Tuesday, September 14, 2004

Maglev and the expansion of the T-line

Pittsburgh is faced with two different projects. One, the Maglev project, is supposed to run from the airport, through downtown, out to Monroeville and Greensburg using a maglev train. A different project is an extension of the T line under the Allegheny River to connect with the two stadiums.

Which one to do? Probably neither. There is definitely not the demand for a high speed Maglev here in Pittsburgh, especially considering that USAir may be gone by the time groundbreaking occurs. A better option there would probably be to build a Las Vegas/Los Angeles line. You'd actually have demand on both ends of the line; ultimately it'd probably end up paying for itself.

Digging a tunnel under the Allegheny River? Not really necessary either. Who's going to take it? It's pretty easy to walk to the stadiums from downtown on game days, so it's not going to service downtown traffic. People who park at station square are probably going to continue to take the ferry boats across the river on game days. That leaves everyone south of town with access to the T who is willing to take the T to the game, not very many people.

If the money's going to be spent to dig something, a better use would definitely be to run a line out to Oakland, allowing commuters who ride the T to be able to take it all the way to Oakland without having to get out and take the bus. Students would also be able to take the T to Station Square, a popular destination. In essence, build a line that will be used daily, not a line that will only be used during game days in the summer and fall and not at all in the winter and spring.

Ideally, the money should be used to support the above ground services of the Port Authority (the bus system) which continually raises prices and cuts back on services. When will the government learn that the more people take the bus, the less problems they have with traffic congestion and pollution?

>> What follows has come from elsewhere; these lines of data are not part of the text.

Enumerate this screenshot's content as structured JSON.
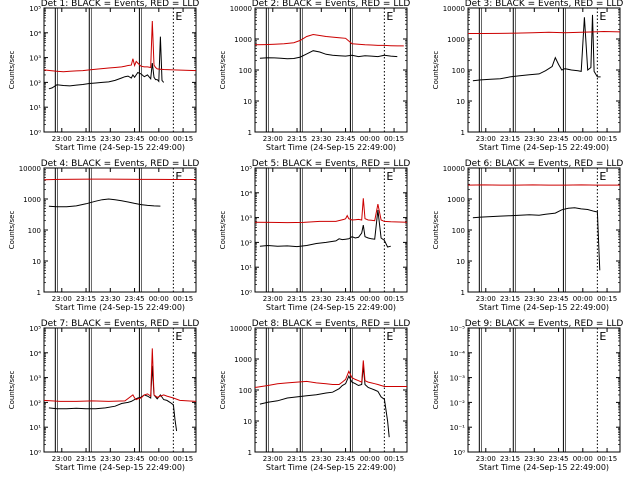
{
  "chart_data": [
    {
      "type": "line",
      "title": "Det 1: BLACK = Events, RED = LLD",
      "xlabel": "Start Time (24-Sep-15 22:49:00)",
      "ylabel": "Counts/sec",
      "yscale": "log",
      "ylim": [
        1,
        100000
      ],
      "yticks": [
        "10⁰",
        "10¹",
        "10²",
        "10³",
        "10⁴",
        "10⁵"
      ],
      "xticks": [
        "23:00",
        "23:15",
        "23:30",
        "23:45",
        "00:00",
        "00:15"
      ],
      "xlim_min": [
        0,
        94
      ],
      "xticks_min": [
        11,
        26,
        41,
        56,
        71,
        86
      ],
      "vlines_min": [
        7,
        28,
        59,
        80
      ],
      "vlines_style": [
        "solid",
        "solid",
        "solid",
        "dotted"
      ],
      "markers": [
        {
          "label": "E",
          "x_min": 80
        }
      ],
      "series": [
        {
          "color": "#000000",
          "x_min": [
            3,
            5,
            8,
            12,
            16,
            20,
            24,
            28,
            32,
            36,
            40,
            44,
            48,
            50,
            52,
            54,
            55,
            56,
            57,
            58,
            60,
            62,
            64,
            66,
            67,
            68,
            69,
            70,
            71,
            72,
            73,
            74
          ],
          "y": [
            55,
            60,
            80,
            75,
            72,
            78,
            82,
            90,
            95,
            100,
            105,
            120,
            150,
            170,
            180,
            150,
            200,
            160,
            200,
            250,
            220,
            170,
            200,
            140,
            600,
            160,
            130,
            130,
            110,
            7000,
            120,
            100
          ]
        },
        {
          "color": "#cc0000",
          "x_min": [
            0,
            4,
            8,
            12,
            16,
            20,
            24,
            28,
            32,
            36,
            40,
            44,
            48,
            50,
            52,
            54,
            55,
            56,
            57,
            58,
            60,
            62,
            64,
            66,
            67,
            68,
            69,
            70,
            72,
            74,
            80,
            94
          ],
          "y": [
            320,
            300,
            280,
            270,
            280,
            290,
            300,
            320,
            340,
            360,
            380,
            400,
            420,
            450,
            480,
            500,
            900,
            480,
            700,
            600,
            450,
            420,
            420,
            400,
            30000,
            500,
            400,
            350,
            340,
            330,
            320,
            300
          ]
        }
      ]
    },
    {
      "type": "line",
      "title": "Det 2: BLACK = Events, RED = LLD",
      "xlabel": "",
      "ylabel": "Counts/sec",
      "yscale": "log",
      "ylim": [
        1,
        10000
      ],
      "yticks": [
        "1",
        "10",
        "100",
        "1000",
        "10000"
      ],
      "xticks": [],
      "xlim_min": [
        0,
        94
      ],
      "xticks_min": [],
      "vlines_min": [],
      "vlines_style": [],
      "markers": [],
      "series": [
        {
          "color": "#000000",
          "x_min": [
            3,
            8,
            12,
            16,
            20,
            24,
            28,
            32,
            36,
            40,
            44,
            48,
            52,
            56,
            60,
            64,
            68,
            72,
            76,
            80,
            84,
            88
          ],
          "y": [
            240,
            250,
            245,
            240,
            230,
            235,
            260,
            330,
            420,
            380,
            320,
            300,
            290,
            280,
            300,
            270,
            290,
            280,
            270,
            300,
            280,
            270
          ]
        },
        {
          "color": "#cc0000",
          "x_min": [
            0,
            6,
            12,
            18,
            24,
            28,
            32,
            36,
            40,
            44,
            48,
            52,
            56,
            60,
            64,
            68,
            72,
            76,
            80,
            84,
            88,
            92
          ],
          "y": [
            650,
            660,
            680,
            700,
            760,
            900,
            1200,
            1400,
            1300,
            1200,
            1150,
            1100,
            1050,
            700,
            680,
            650,
            640,
            620,
            620,
            610,
            600,
            600
          ]
        }
      ]
    },
    {
      "type": "line",
      "title": "Det 3: BLACK = Events, RED = LLD",
      "xlabel": "",
      "ylabel": "",
      "yscale": "log",
      "ylim": [
        1,
        10000
      ],
      "yticks": [
        "1",
        "10",
        "100",
        "1000",
        "10000"
      ],
      "xticks": [],
      "xlim_min": [
        0,
        94
      ],
      "xticks_min": [],
      "vlines_min": [],
      "vlines_style": [],
      "markers": [],
      "series": [
        {
          "color": "#000000",
          "x_min": [
            3,
            8,
            14,
            20,
            26,
            32,
            38,
            44,
            48,
            52,
            54,
            56,
            58,
            60,
            64,
            68,
            70,
            72,
            74,
            76,
            77,
            78,
            80,
            82
          ],
          "y": [
            45,
            48,
            50,
            52,
            60,
            65,
            70,
            75,
            95,
            130,
            250,
            150,
            100,
            110,
            100,
            95,
            90,
            5000,
            100,
            120,
            6000,
            90,
            60,
            60
          ]
        },
        {
          "color": "#cc0000",
          "x_min": [
            0,
            10,
            20,
            30,
            40,
            50,
            60,
            70,
            78,
            84,
            94
          ],
          "y": [
            1500,
            1500,
            1520,
            1550,
            1600,
            1650,
            1600,
            1650,
            1700,
            1750,
            1700
          ]
        }
      ]
    },
    {
      "type": "line",
      "title": "Det 4: BLACK = Events, RED = LLD",
      "xlabel": "",
      "ylabel": "",
      "yscale": "log",
      "ylim": [
        1,
        10000
      ],
      "yticks": [
        "1",
        "10",
        "100",
        "1000",
        "10000"
      ],
      "xticks": [],
      "xlim_min": [
        0,
        94
      ],
      "xticks_min": [],
      "vlines_min": [],
      "vlines_style": [],
      "markers": [],
      "series": [
        {
          "color": "#000000",
          "x_min": [
            3,
            8,
            14,
            20,
            26,
            32,
            36,
            40,
            44,
            48,
            52,
            56,
            60,
            64,
            68,
            72
          ],
          "y": [
            580,
            560,
            560,
            600,
            700,
            850,
            950,
            1000,
            950,
            880,
            800,
            720,
            660,
            620,
            600,
            590
          ]
        },
        {
          "color": "#cc0000",
          "x_min": [
            0,
            10,
            20,
            30,
            40,
            50,
            60,
            70,
            80,
            94
          ],
          "y": [
            4200,
            4300,
            4350,
            4400,
            4400,
            4350,
            4300,
            4300,
            4250,
            4250
          ]
        }
      ]
    },
    {
      "type": "line",
      "title": "Det 5: BLACK = Events, RED = LLD",
      "xlabel": "",
      "ylabel": "",
      "yscale": "log",
      "ylim": [
        1,
        100000
      ],
      "yticks": [
        "10⁰",
        "10¹",
        "10²",
        "10³",
        "10⁴",
        "10⁵"
      ],
      "xticks": [],
      "xlim_min": [
        0,
        94
      ],
      "xticks_min": [],
      "vlines_min": [],
      "vlines_style": [],
      "markers": [],
      "series": [
        {
          "color": "#000000",
          "x_min": [
            3,
            8,
            14,
            20,
            26,
            32,
            38,
            44,
            48,
            50,
            52,
            54,
            56,
            58,
            60,
            62,
            64,
            66,
            67,
            68,
            70,
            72,
            74,
            76,
            78,
            80,
            82,
            84
          ],
          "y": [
            70,
            75,
            70,
            72,
            68,
            75,
            90,
            100,
            110,
            115,
            140,
            130,
            135,
            140,
            170,
            150,
            160,
            240,
            500,
            170,
            150,
            140,
            135,
            2000,
            150,
            120,
            65,
            70
          ]
        },
        {
          "color": "#cc0000",
          "x_min": [
            0,
            10,
            20,
            30,
            40,
            50,
            55,
            56,
            57,
            58,
            60,
            62,
            64,
            66,
            67,
            68,
            70,
            72,
            74,
            76,
            78,
            80,
            84,
            94
          ],
          "y": [
            650,
            640,
            630,
            640,
            700,
            700,
            850,
            900,
            1200,
            900,
            800,
            820,
            850,
            800,
            6000,
            900,
            800,
            780,
            750,
            3500,
            800,
            700,
            680,
            650
          ]
        }
      ]
    },
    {
      "type": "line",
      "title": "Det 6: BLACK = Events, RED = LLD",
      "xlabel": "",
      "ylabel": "",
      "yscale": "log",
      "ylim": [
        1,
        10000
      ],
      "yticks": [
        "1",
        "10",
        "100",
        "1000",
        "10000"
      ],
      "xticks": [],
      "xlim_min": [
        0,
        94
      ],
      "xticks_min": [],
      "vlines_min": [],
      "vlines_style": [],
      "markers": [],
      "series": [
        {
          "color": "#000000",
          "x_min": [
            3,
            8,
            14,
            20,
            26,
            32,
            38,
            44,
            48,
            50,
            54,
            58,
            62,
            66,
            70,
            74,
            78,
            80,
            81,
            81.5
          ],
          "y": [
            250,
            260,
            270,
            280,
            290,
            300,
            310,
            300,
            320,
            330,
            350,
            450,
            500,
            520,
            480,
            460,
            400,
            380,
            20,
            5
          ]
        },
        {
          "color": "#cc0000",
          "x_min": [
            0,
            10,
            20,
            30,
            40,
            50,
            60,
            70,
            80,
            94
          ],
          "y": [
            2800,
            2850,
            2800,
            2800,
            2850,
            2800,
            2800,
            2850,
            2800,
            2800
          ]
        }
      ]
    },
    {
      "type": "line",
      "title": "Det 7: BLACK = Events, RED = LLD",
      "xlabel": "",
      "ylabel": "",
      "yscale": "log",
      "ylim": [
        1,
        100000
      ],
      "yticks": [
        "10⁰",
        "10¹",
        "10²",
        "10³",
        "10⁴",
        "10⁵"
      ],
      "xticks": [],
      "xlim_min": [
        0,
        94
      ],
      "xticks_min": [],
      "vlines_min": [],
      "vlines_style": [],
      "markers": [],
      "series": [
        {
          "color": "#000000",
          "x_min": [
            3,
            8,
            14,
            20,
            26,
            32,
            38,
            44,
            48,
            52,
            54,
            56,
            58,
            60,
            62,
            64,
            66,
            67,
            68,
            70,
            72,
            74,
            76,
            78,
            80,
            81,
            82
          ],
          "y": [
            60,
            55,
            55,
            58,
            55,
            55,
            60,
            70,
            90,
            100,
            110,
            130,
            150,
            160,
            200,
            180,
            150,
            3000,
            200,
            140,
            200,
            130,
            120,
            100,
            80,
            20,
            7
          ]
        },
        {
          "color": "#cc0000",
          "x_min": [
            0,
            10,
            20,
            30,
            40,
            50,
            55,
            56,
            57,
            58,
            60,
            62,
            64,
            66,
            67,
            68,
            70,
            72,
            74,
            76,
            80,
            84,
            94
          ],
          "y": [
            120,
            110,
            110,
            115,
            110,
            115,
            200,
            150,
            130,
            140,
            150,
            200,
            220,
            180,
            15000,
            200,
            160,
            180,
            200,
            180,
            150,
            120,
            110
          ]
        }
      ]
    },
    {
      "type": "line",
      "title": "Det 8: BLACK = Events, RED = LLD",
      "xlabel": "",
      "ylabel": "",
      "yscale": "log",
      "ylim": [
        1,
        10000
      ],
      "yticks": [
        "1",
        "10",
        "100",
        "1000",
        "10000"
      ],
      "xticks": [],
      "xlim_min": [
        0,
        94
      ],
      "xticks_min": [],
      "vlines_min": [],
      "vlines_style": [],
      "markers": [],
      "series": [
        {
          "color": "#000000",
          "x_min": [
            3,
            8,
            14,
            20,
            26,
            32,
            38,
            44,
            48,
            52,
            54,
            56,
            58,
            60,
            62,
            64,
            66,
            67,
            68,
            70,
            72,
            74,
            76,
            78,
            80,
            82,
            83
          ],
          "y": [
            35,
            40,
            45,
            55,
            60,
            65,
            70,
            80,
            85,
            110,
            140,
            160,
            280,
            180,
            160,
            140,
            150,
            600,
            150,
            120,
            110,
            100,
            90,
            60,
            50,
            10,
            3
          ]
        },
        {
          "color": "#cc0000",
          "x_min": [
            0,
            8,
            14,
            20,
            26,
            32,
            38,
            44,
            48,
            52,
            54,
            56,
            58,
            60,
            62,
            64,
            66,
            67,
            68,
            70,
            72,
            74,
            76,
            78,
            80,
            84,
            94
          ],
          "y": [
            120,
            140,
            160,
            170,
            180,
            190,
            170,
            160,
            150,
            150,
            180,
            220,
            400,
            250,
            220,
            200,
            180,
            900,
            200,
            180,
            170,
            160,
            150,
            140,
            130,
            130,
            130
          ]
        }
      ]
    },
    {
      "type": "line",
      "title": "Det 9: BLACK = Events, RED = LLD",
      "xlabel": "",
      "ylabel": "",
      "yscale": "log",
      "ylim": [
        1,
        10
      ],
      "yticks": [
        "10⁰",
        "10⁻¹",
        "10⁻²",
        "10⁻³",
        "10⁻⁴",
        "10⁻⁵"
      ],
      "xticks": [],
      "xlim_min": [
        0,
        94
      ],
      "xticks_min": [],
      "vlines_min": [],
      "vlines_style": [],
      "markers": [],
      "series": []
    }
  ]
}
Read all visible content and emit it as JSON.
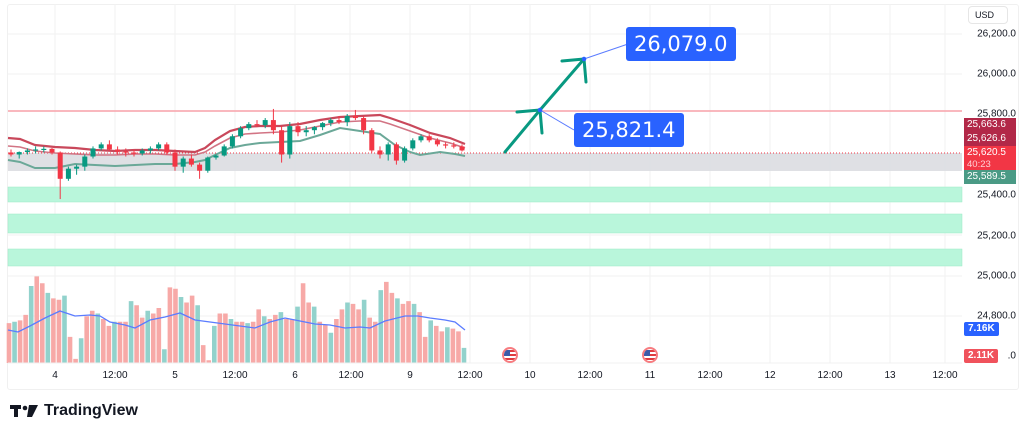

This really should be a moot point. Does the city government not realize that Pittsburgh is almost bankrupt as it is? Do we really need to be spending any more money expanding the T or building a maglev when we can barely cover police and fire services?

3 comments:

Foiler said...

I don't live in Pittsburgh, butI admire your zeal! Make the people care! That's what I do in my community, or try to anyway. :)

fester said...

I agree with your fundamental analysis, but I think that you are making one minor mistake and assuming that the money for these projects are fungible. I know that the Maglev appropriation is coming out of a federal experimental capital budget and it can not legally be transferred to operational costs of PAT. I also think that the capital costs for the T-extension (a dumb idea in my opinion) also is not federally fungible to operating or other non infrastructure costs. Finally from a city budget perspective, I do not think (I have not done the research though) that the city would incur any direct costs on financing capital projects for PAT or Maglev. The government support is coming out of county, state and federal funds, so the best argument, I think is that increased debt maitenance and operational subsidies are squeezing out county funds for other, more useful city projects.

ClarkBHM said...

I understand that capital budgets and operational budgets generally can't be mixed, although I'm not sure how hard and fast that rule is. Regardless, my understanding is that the city would have to pony up at least some money in either case.

Regarding the tunnel under the T, the Post-Gazette reads "The Port Authority's 1.5-mile, $363 million project is one of five finalists recommended for federal grants nationally out of scores of applicants. If 80 percent funding is approved as officials hope, excavation is to begin in winter." Thus, the Port Authority would still have to cover $72 million on the [big] assumption that there would be no cost overruns. Could the Port Authority use this money elsewhere, even if it couldn't be used for operational expenses? I'd have to say yes...

As far as the Maglev goes, federal grants covered only 2/3 of the feasibility study with the remaining 1/3 being picked up by "local, state, and private matches. " The initial grant may (or may not) be entirely funded by the feds, but "Additional segments of the system would be financed by private and public partnerships."

Not to mention that we still pay for money that the federal government spends/wastes each year on April 15th!